Lucia le acarició el pelo.
—Entonces solo te queda una opción —dijo en voz queda.
—¿Qué? —Había cierta esperanza en la voz de Maria Domenica.
—Tendrás que ir con las monjas. Ellas cuidarán de ti hasta que tengas al niño y luego le buscarán un hogar.
—No.
—Hay parejas encantadoras que no pueden tener hijos. Les darías una alegría. Después serías libre para seguir con tu vida. Aquí no. No puedes quedarte aquí, los rumores te matarían. Pero tal vez en Nápoles o en Roma.
—No pienso entregar a mi bebé.
—No tienes otra opción, Maria Domenica. No veo que tengas ninguna otra alternativa.
La puerta de la entrada se volvió a cerrar de golpe y Rosaria apareció otra vez en la puerta de la cocina. Ahora su rostro mostraba rencor.
—Me has preguntado por papá —dijo, encendiendo un cigarrillo con cierto aire desafiante—. Pues no está en San Giulio. Cuando se enteró de la noticia no dijo nada, simplemente se metió en el camión y se marchó. Mamma dice que ha ido a Roma. Traerá a Marco con él y entonces se celebrará la boda.

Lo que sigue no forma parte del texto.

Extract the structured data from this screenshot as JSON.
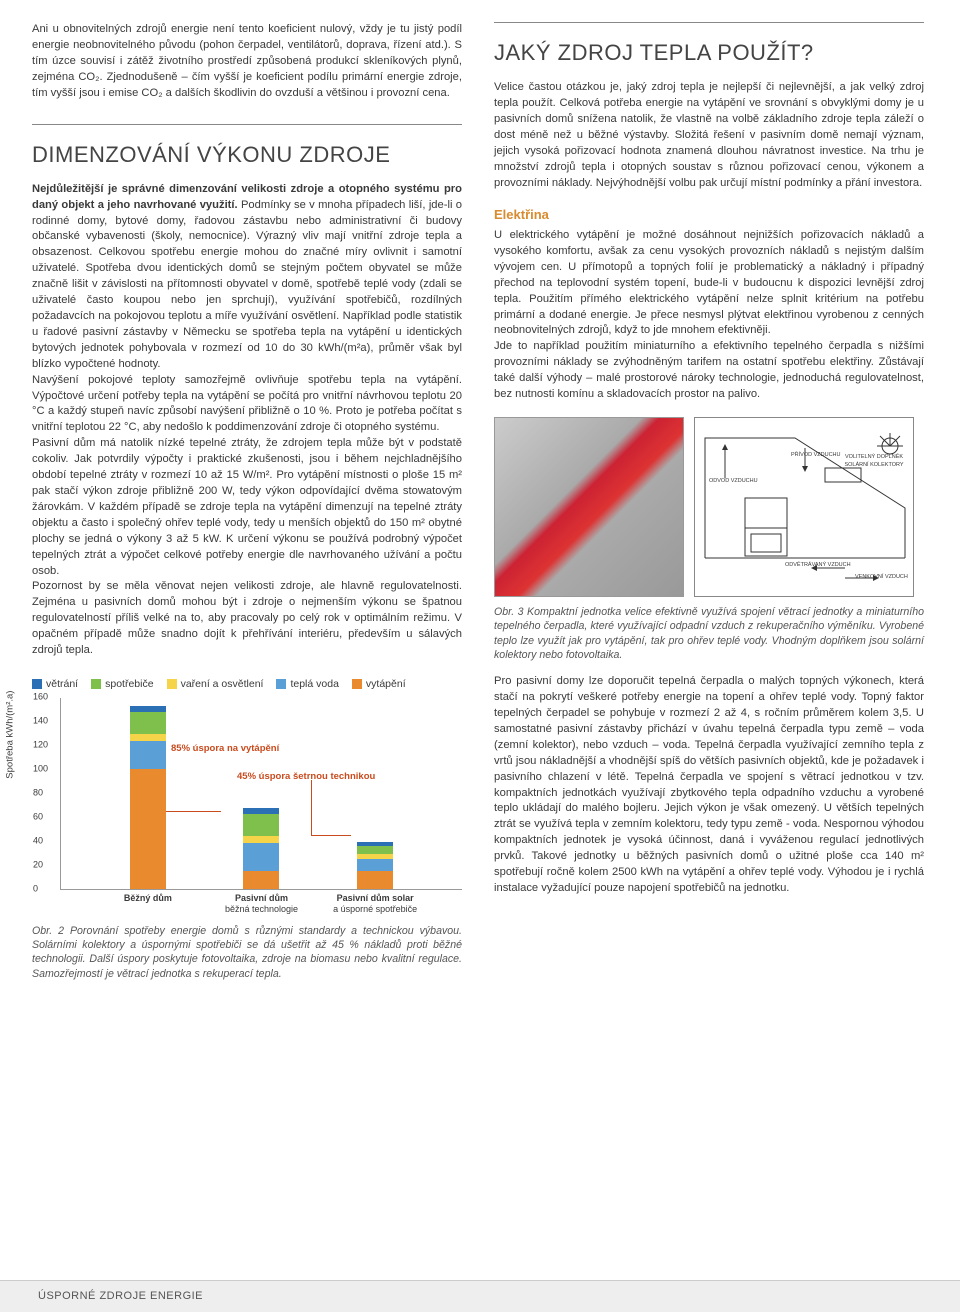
{
  "left": {
    "para1": "Ani u obnovitelných zdrojů energie není tento koeficient nulový, vždy je tu jistý podíl energie neobnovitelného původu (pohon čerpadel, ventilátorů, doprava, řízení atd.). S tím úzce souvisí i zátěž životního prostředí způsobená produkcí skleníkových plynů, zejména CO₂. Zjednodušeně – čím vyšší je koeficient podílu primární energie zdroje, tím vyšší jsou i emise CO₂ a dalších škodlivin do ovzduší a většinou i provozní cena.",
    "h2": "DIMENZOVÁNÍ VÝKONU ZDROJE",
    "lead": "Nejdůležitější je správné dimenzování velikosti zdroje a otopného systému pro daný objekt a jeho navrhované využití.",
    "para2a": " Podmínky se v mnoha případech liší, jde-li o rodinné domy, bytové domy, řadovou zástavbu nebo administrativní či budovy občanské vybavenosti (školy, nemocnice). Výrazný vliv mají vnitřní zdroje tepla a obsazenost. Celkovou spotřebu energie mohou do značné míry ovlivnit i samotní uživatelé. Spotřeba dvou identických domů se stejným počtem obyvatel se může značně lišit v závislosti na přítomnosti obyvatel v domě, spotřebě teplé vody (zdali se uživatelé často koupou nebo jen sprchují), využívání spotřebičů, rozdílných požadavcích na pokojovou teplotu a míře využívání osvětlení. Například podle statistik u řadové pasivní zástavby v Německu se spotřeba tepla na vytápění u identických bytových jednotek pohybovala v rozmezí od 10 do 30 kWh/(m²a), průměr však byl blízko vypočtené hodnoty.",
    "para2b": "Navýšení pokojové teploty samozřejmě ovlivňuje spotřebu tepla na vytápění. Výpočtové určení potřeby tepla na vytápění se počítá pro vnitřní návrhovou teplotu 20 °C a každý stupeň navíc způsobí navýšení přibližně o 10 %. Proto je potřeba počítat s vnitřní teplotou 22 °C, aby nedošlo k poddimenzování zdroje či otopného systému.",
    "para2c": "Pasivní dům má natolik nízké tepelné ztráty, že zdrojem tepla může být v podstatě cokoliv. Jak potvrdily výpočty i praktické zkušenosti, jsou i během nejchladnějšího období tepelné ztráty v rozmezí 10 až 15 W/m². Pro vytápění místnosti o ploše 15 m² pak stačí výkon zdroje přibližně 200 W, tedy výkon odpovídající dvěma stowatovým žárovkám. V každém případě se zdroje tepla na vytápění dimenzují na tepelné ztráty objektu a často i společný ohřev teplé vody, tedy u menších objektů do 150 m² obytné plochy se jedná o výkony 3 až 5 kW. K určení výkonu se používá podrobný výpočet tepelných ztrát a výpočet celkové potřeby energie dle navrhovaného užívání a počtu osob.",
    "para2d": "Pozornost by se měla věnovat nejen velikosti zdroje, ale hlavně regulovatelnosti. Zejména u pasivních domů mohou být i zdroje o nejmenším výkonu se špatnou regulovatelností příliš velké na to, aby pracovaly po celý rok v optimálním režimu. V opačném případě může snadno dojít k přehřívání interiéru, především u sálavých zdrojů tepla.",
    "fig2_caption": "Obr. 2 Porovnání spotřeby energie domů s různými standardy a technickou výbavou. Solárními kolektory a úspornými spotřebiči se dá ušetřit až 45 % nákladů proti běžné technologii. Další úspory poskytuje fotovoltaika, zdroje na biomasu nebo kvalitní regulace. Samozřejmostí je větrací jednotka s rekuperací tepla."
  },
  "chart": {
    "legend": [
      {
        "label": "větrání",
        "color": "#2b6fb5"
      },
      {
        "label": "spotřebiče",
        "color": "#7fbf4b"
      },
      {
        "label": "vaření a osvětlení",
        "color": "#f5d44a"
      },
      {
        "label": "teplá voda",
        "color": "#5aa0d6"
      },
      {
        "label": "vytápění",
        "color": "#e98a2e"
      }
    ],
    "yaxis_title": "Spotřeba kWh/(m².a)",
    "ymax": 160,
    "ticks": [
      0,
      20,
      40,
      60,
      80,
      100,
      120,
      140,
      160
    ],
    "bars": [
      {
        "label": "Běžný dům",
        "label2": "",
        "stacks": [
          {
            "v": 100,
            "c": "#e98a2e"
          },
          {
            "v": 23,
            "c": "#5aa0d6"
          },
          {
            "v": 6,
            "c": "#f5d44a"
          },
          {
            "v": 18,
            "c": "#7fbf4b"
          },
          {
            "v": 5,
            "c": "#2b6fb5"
          }
        ]
      },
      {
        "label": "Pasivní dům",
        "label2": "běžná technologie",
        "stacks": [
          {
            "v": 15,
            "c": "#e98a2e"
          },
          {
            "v": 23,
            "c": "#5aa0d6"
          },
          {
            "v": 6,
            "c": "#f5d44a"
          },
          {
            "v": 18,
            "c": "#7fbf4b"
          },
          {
            "v": 5,
            "c": "#2b6fb5"
          }
        ]
      },
      {
        "label": "Pasivní dům solar",
        "label2": "a úsporné spotřebiče",
        "stacks": [
          {
            "v": 15,
            "c": "#e98a2e"
          },
          {
            "v": 10,
            "c": "#5aa0d6"
          },
          {
            "v": 4,
            "c": "#f5d44a"
          },
          {
            "v": 7,
            "c": "#7fbf4b"
          },
          {
            "v": 3,
            "c": "#2b6fb5"
          }
        ]
      }
    ],
    "annot1": "85% úspora na vytápění",
    "annot2": "45% úspora šetrnou technikou"
  },
  "right": {
    "h2": "JAKÝ ZDROJ TEPLA POUŽÍT?",
    "para1": "Velice častou otázkou je, jaký zdroj tepla je nejlepší či nejlevnější, a jak velký zdroj tepla použít. Celková potřeba energie na vytápění ve srovnání s obvyklými domy je u pasivních domů snížena natolik, že vlastně na volbě základního zdroje tepla záleží o dost méně než u běžné výstavby. Složitá řešení v pasivním domě nemají význam, jejich vysoká pořizovací hodnota znamená dlouhou návratnost investice. Na trhu je množství zdrojů tepla i otopných soustav s různou pořizovací cenou, výkonem a provozními náklady. Nejvýhodnější volbu pak určují místní podmínky a přání investora.",
    "h3_elektrina": "Elektřina",
    "para2": "U elektrického vytápění je možné dosáhnout nejnižších pořizovacích nákladů a vysokého komfortu, avšak za cenu vysokých provozních nákladů s nejistým dalším vývojem cen. U přímotopů a topných folií je problematický a nákladný i případný přechod na teplovodní systém topení, bude-li v budoucnu k dispozici levnější zdroj tepla. Použitím přímého elektrického vytápění nelze splnit kritérium na potřebu primární a dodané energie. Je přece nesmysl plýtvat elektřinou vyrobenou z cenných neobnovitelných zdrojů, když to jde mnohem efektivněji.",
    "para3": "Jde to například použitím miniaturního a efektivního tepelného čerpadla s nižšími provozními náklady se zvýhodněným tarifem na ostatní spotřebu elektřiny. Zůstávají také další výhody – malé prostorové nároky technologie, jednoduchá regulovatelnost, bez nutnosti komínu a skladovacích prostor na palivo.",
    "fig3_caption": "Obr. 3 Kompaktní jednotka velice efektivně využívá spojení větrací jednotky a miniaturního tepelného čerpadla, které využívající odpadní vzduch z rekuperačního výměníku. Vyrobené teplo lze využít jak pro vytápění, tak pro ohřev teplé vody. Vhodným doplňkem jsou solární kolektory nebo fotovoltaika.",
    "para4": "Pro pasivní domy lze doporučit tepelná čerpadla o malých topných výkonech, která stačí na pokrytí veškeré potřeby energie na topení a ohřev teplé vody. Topný faktor tepelných čerpadel se pohybuje v rozmezí 2 až 4, s ročním průměrem kolem 3,5. U samostatné pasivní zástavby přichází v úvahu tepelná čerpadla typu země – voda (zemní kolektor), nebo vzduch – voda. Tepelná čerpadla využívající zemního tepla z vrtů jsou nákladnější a vhodnější spíš do větších pasivních objektů, kde je požadavek i pasivního chlazení v létě. Tepelná čerpadla ve spojení s větrací jednotkou v tzv. kompaktních jednotkách využívají zbytkového tepla odpadního vzduchu a vyrobené teplo ukládají do malého bojleru. Jejich výkon je však omezený. U větších tepelných ztrát se využívá tepla v zemním kolektoru, tedy typu země - voda. Nespornou výhodou kompaktních jednotek je vysoká účinnost, daná i vyváženou regulací jednotlivých prvků. Takové jednotky u běžných pasivních domů o užitné ploše cca 140 m² spotřebují ročně kolem 2500 kWh na vytápění a ohřev teplé vody. Výhodou je i rychlá instalace vyžadující pouze napojení spotřebičů na jednotku."
  },
  "diagram_labels": {
    "a": "VOLITELNÝ DOPLNĚK SOLÁRNÍ KOLEKTORY",
    "b": "ODVOD VZDUCHU",
    "c": "PŘÍVOD VZDUCHU",
    "d": "ODVĚTRÁVANÝ VZDUCH",
    "e": "VENKOVNÍ VZDUCH"
  },
  "footer": "ÚSPORNÉ ZDROJE ENERGIE"
}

Estuvieron hablando hasta altas horas de la noche, dándole vueltas a lo mismo. Ahora que Marco iba a volver a casa, Maria Domenica cayó en la cuenta de que podía elegir. Podía renunciar a su bebé y conservar su libertad. O renunciar a su libertad y conservar a su bebé.
—No puedo hacer ninguna de las dos cosas —le dijo desesperadamente a su tía—. No puedo casarme con Marco. No me gusta. Y él me odiará por obligarle a casarse conmigo cuando sabe perfectamente que el niño no es suyo.

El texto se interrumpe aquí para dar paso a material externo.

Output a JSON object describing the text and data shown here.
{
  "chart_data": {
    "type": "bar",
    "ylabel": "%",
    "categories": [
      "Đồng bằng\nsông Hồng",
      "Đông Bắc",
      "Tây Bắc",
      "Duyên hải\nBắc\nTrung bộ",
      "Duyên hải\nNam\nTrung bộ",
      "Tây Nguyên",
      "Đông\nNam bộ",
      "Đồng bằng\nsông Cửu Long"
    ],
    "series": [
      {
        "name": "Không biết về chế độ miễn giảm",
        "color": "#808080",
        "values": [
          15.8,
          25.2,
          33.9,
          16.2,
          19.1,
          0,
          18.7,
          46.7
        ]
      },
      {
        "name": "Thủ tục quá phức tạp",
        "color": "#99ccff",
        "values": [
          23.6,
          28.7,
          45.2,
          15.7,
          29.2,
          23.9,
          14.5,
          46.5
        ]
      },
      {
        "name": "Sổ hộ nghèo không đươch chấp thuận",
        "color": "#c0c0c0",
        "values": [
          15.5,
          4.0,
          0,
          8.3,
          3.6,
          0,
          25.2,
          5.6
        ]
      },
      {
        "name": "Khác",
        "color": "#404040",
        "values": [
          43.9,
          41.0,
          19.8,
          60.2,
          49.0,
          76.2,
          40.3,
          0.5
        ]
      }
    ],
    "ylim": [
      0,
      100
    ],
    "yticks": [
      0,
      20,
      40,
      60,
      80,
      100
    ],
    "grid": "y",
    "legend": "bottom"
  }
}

Lucia suspiró. Sus hijas y su marido se habían ido a la cama hacía horas. Le dolía la cabeza y estaba deseando echarse. Aquello podía durar toda la noche y se le estaba agotando la paciencia.
—Párate a pensar un momento —le dijo a su sobrina—. Nadie creerá a Marco cuando diga que no es el padre. Como mínimo ha dejado a una chica embarazada, ¿verdad? Es una oveja descarriada. Le harás un favor si te casas con él. Entonces se verá obligado a sentar la cabeza, ¿no crees? Su madre también estará encantada. Ella no lo admitirá nunca, pero ha estado muy preocupada por él todo este tiempo, y si os casáis lo tendrá otra vez en casa. Y además, tendrá un nieto al que mimar.
—No le quiero.
—Tú querías al otro, ¿verdad? Pero ya ves de qué te ha servido. Si quieres quedarte con el bebé, tienes que encontrarle un padre. Consúltalo con la almohada, Maria Domenica. Puede que veas las cosas más claras por la mañana.
Maria Domenica no pudo dormir. Se quedó en la ordenada cocina de Lucia con la cabeza apoyada en el frío tablero de la mesa, notando cómo su bebé daba fuertes patadas dentro de ella. Cuando salió el sol ya había tomado una decisión. Rosaria tenía razón. Habría boda.